Content Gap Analysis made easy with Google Sheets magic

Did I ever mention my favorite thing in the whole world? It’s the QUERY() function… and making computers work for me 🤖, which is essentially the same thing. I might write an article about how much I love it (or have a computer write it for me now it’s a thing), but for now, you’d have to read about it elsewhere. I suggest this excellent post that covers it really well: Coding is for Losers

QUERY() allows you to use Sheets like a small database and query the data with a query language very similar to SQL. Combined with the power of Regular Expressions, it becomes VERY powerful (see how I wrote “very” with capital letters?).

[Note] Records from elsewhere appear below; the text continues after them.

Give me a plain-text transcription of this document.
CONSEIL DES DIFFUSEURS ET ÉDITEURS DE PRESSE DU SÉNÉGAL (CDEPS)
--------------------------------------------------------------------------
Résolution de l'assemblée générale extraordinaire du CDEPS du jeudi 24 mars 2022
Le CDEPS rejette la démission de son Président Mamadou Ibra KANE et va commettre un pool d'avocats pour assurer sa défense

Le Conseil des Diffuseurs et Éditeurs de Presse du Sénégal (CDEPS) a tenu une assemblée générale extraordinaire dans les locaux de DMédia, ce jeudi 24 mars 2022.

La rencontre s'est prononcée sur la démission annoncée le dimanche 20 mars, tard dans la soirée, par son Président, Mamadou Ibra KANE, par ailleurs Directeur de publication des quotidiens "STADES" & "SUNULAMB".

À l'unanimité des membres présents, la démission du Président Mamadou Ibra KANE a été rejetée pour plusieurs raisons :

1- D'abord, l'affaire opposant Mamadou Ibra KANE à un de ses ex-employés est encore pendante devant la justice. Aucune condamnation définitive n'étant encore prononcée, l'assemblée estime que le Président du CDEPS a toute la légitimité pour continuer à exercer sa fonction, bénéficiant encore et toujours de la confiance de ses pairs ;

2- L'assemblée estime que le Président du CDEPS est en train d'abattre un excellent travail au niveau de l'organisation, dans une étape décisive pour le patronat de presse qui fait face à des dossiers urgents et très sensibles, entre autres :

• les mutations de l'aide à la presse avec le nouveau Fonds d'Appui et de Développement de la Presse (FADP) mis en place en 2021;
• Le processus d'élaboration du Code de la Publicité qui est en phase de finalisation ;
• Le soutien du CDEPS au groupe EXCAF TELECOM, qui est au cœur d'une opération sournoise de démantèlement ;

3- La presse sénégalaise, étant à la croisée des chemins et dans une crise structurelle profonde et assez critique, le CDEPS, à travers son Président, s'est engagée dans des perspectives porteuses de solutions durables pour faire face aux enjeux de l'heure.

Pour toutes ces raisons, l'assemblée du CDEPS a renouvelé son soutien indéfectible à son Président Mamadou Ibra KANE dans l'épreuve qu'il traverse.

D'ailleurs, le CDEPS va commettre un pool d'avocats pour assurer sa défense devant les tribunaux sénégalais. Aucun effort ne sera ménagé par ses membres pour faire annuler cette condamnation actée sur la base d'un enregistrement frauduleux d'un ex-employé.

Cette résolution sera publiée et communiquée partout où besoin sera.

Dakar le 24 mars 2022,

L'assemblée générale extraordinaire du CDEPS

One of the challenges with content gap analyses is usually the volume of data and getting through it efficiently. SEMrush, AHrefs, etc are fantastic for providing a big pile of data but now what? … QUERY() it!

Let’s define a use case (for an actual website, so some SEO will owe me a beer).

Use Case: identify gaps on space.com about the moon

Step 1: Export the data

I used SEMrush (thanks for the 7-day trial, hopefully, I won’t forget to cancel), here’s the link to the report if you can access the tool. I’m using the first four competitors they suggested and exported the first 10K results, which is the limit for my trial. Export “all”

Import in Google Sheets.

Step 2: Prepare the data

Note for a product manager @SEMrush: the tool provides the option to filter the results by gap type: untapped (=gap), weak (=ranking but not well), missing (= you’re the only domain not ranking) etc. but doesn’t provide it in the export *sigh* why???
Well… We can “lemons-lemonade” this by downloading ‘All’ and re-recreate our own simplified (and customizable) categorization

Define the gap type

=iferror(ifs(and(min(C2:F2)<10,B2=0), "untapped", and(min(C2:F2)<10,B2>15), "weak"), "skip")

Col B is the domain we’re working on. Col C to F are the competitors.

if any of the competitors is ranking top 10:

  • and we’re not ranking at all –> untapped / gap
  • and we’re ranking > 15 –> weak (you can apply the threshold you want)
  • we’re ranking < 15 –> skip

Top Ranking URL + Position (optional)

Optional but I find it very useful to provide the top-ranking URL in the final report.

Let’s start with the comp. top rank. MIN() won’t work because we want to exclude zeros. MINIFS() does that perfectly

=minifs(B2:F2,B2:F2,">0")

Now we use that data to get the top-ranking URL. (There’s probably a more elegant way but this is the most straightforward)

=ifs(B2=T2,M2,C2=T2,N2,D2=T2,O2,E2=T2,P2,F2=T2,Q2)

Data Cleaning

Just by looking at the list, you should notice some noise you can easily filter using regular expressions. I usually create a separate tab ‘config’ (or ‘setup’ depending on my mood) that contains useful information if I ever need to work on the report again (e.g. link to the semrush / ahrefs report) and the filters.

In our case, we don’t want mentions of ‘moons’ because I’m only interested in our unique moon. “MoonS” would refer to Jupiters and other planets with more than one moon. I usually remove by default mentions of dates, cities, state, countries, etc.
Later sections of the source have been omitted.